GLP1 medications have changed the landscape of weight loss.
For many people they reduce appetite, minimise food noise and make it easier to stay in a calorie deficit without the constant mental battle that usually comes with dieting. For healthcare workers, busy parents and anyone running on low time and low energy, that can be life changing.
But there is a part of the conversation that often gets missed.
Weight loss is not the same as fat loss.
When body weight drops quickly, the body does not only lose fat. It also loses muscle. And if nothing is done to protect that muscle, the proportion lost can be significant.
This matters more than most people realise.
Muscle is not just about appearance or performance in the gym. It plays a central role in metabolism, joint health, injury risk, functional independence and long term weight maintenance. It is what allows you to move well, stay strong through life, and feel capable in your own body.

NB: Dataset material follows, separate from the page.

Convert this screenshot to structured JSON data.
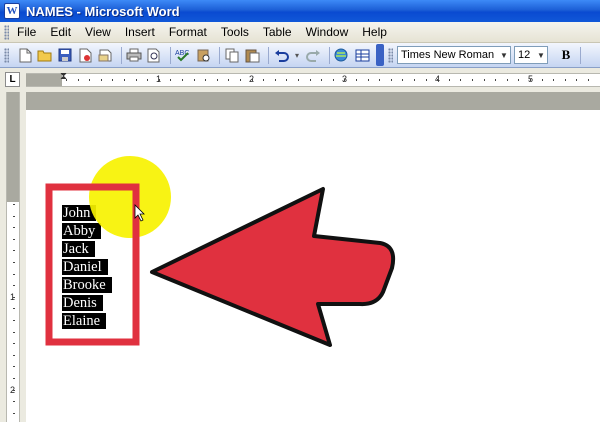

Without a strength training stimulus, the body has no reason to hold onto muscle while weight is coming down. The system becomes very efficient at shrinking overall. That might look like progress on the scales, but underneath it can mean reduced strength, less resilience and a slower metabolic rate over time.
This is often why people describe feeling weaker, more tired, or sluggish as weight drops quickly.
There is also the longer term picture to consider.
Muscle is protective. It supports joints, improves insulin sensitivity, helps regulate blood sugar and supports bone density, particularly for women as they age. Losing large amounts of it during a weight loss phase makes it harder to maintain results and increases the likelihood of weight regain once medication stops.
Strength training changes that trajectory.
It tells the body that muscle is needed. We want the weight loss to come predominantly from fat tissue, not lean muscle tissue. It supports posture, reduces pain, improves confidence and keeps the body resilient.
It also helps people feel more in control of the process.
GLP1s can reduce hunger, but they do not teach the body how to be strong, resilient or physically confident. Strength training is the answer. It gives structure and builds trust in movement again. It reinforces the idea that this is not just about getting lighter, it is about getting healthier.
Strength training alongside GLP1 use creates a more balanced approach. It protects lean tissue, supports metabolism and helps shape a body that feels capable rather than just smaller.
For most people this does not mean hours in the gym. It means consistent, well structured resistance training a few times per week. Enough to give the body a reason to stay strong while everything else is changing.
Weight loss medications can be a powerful tool. But they work best when paired with habits that protect long term health.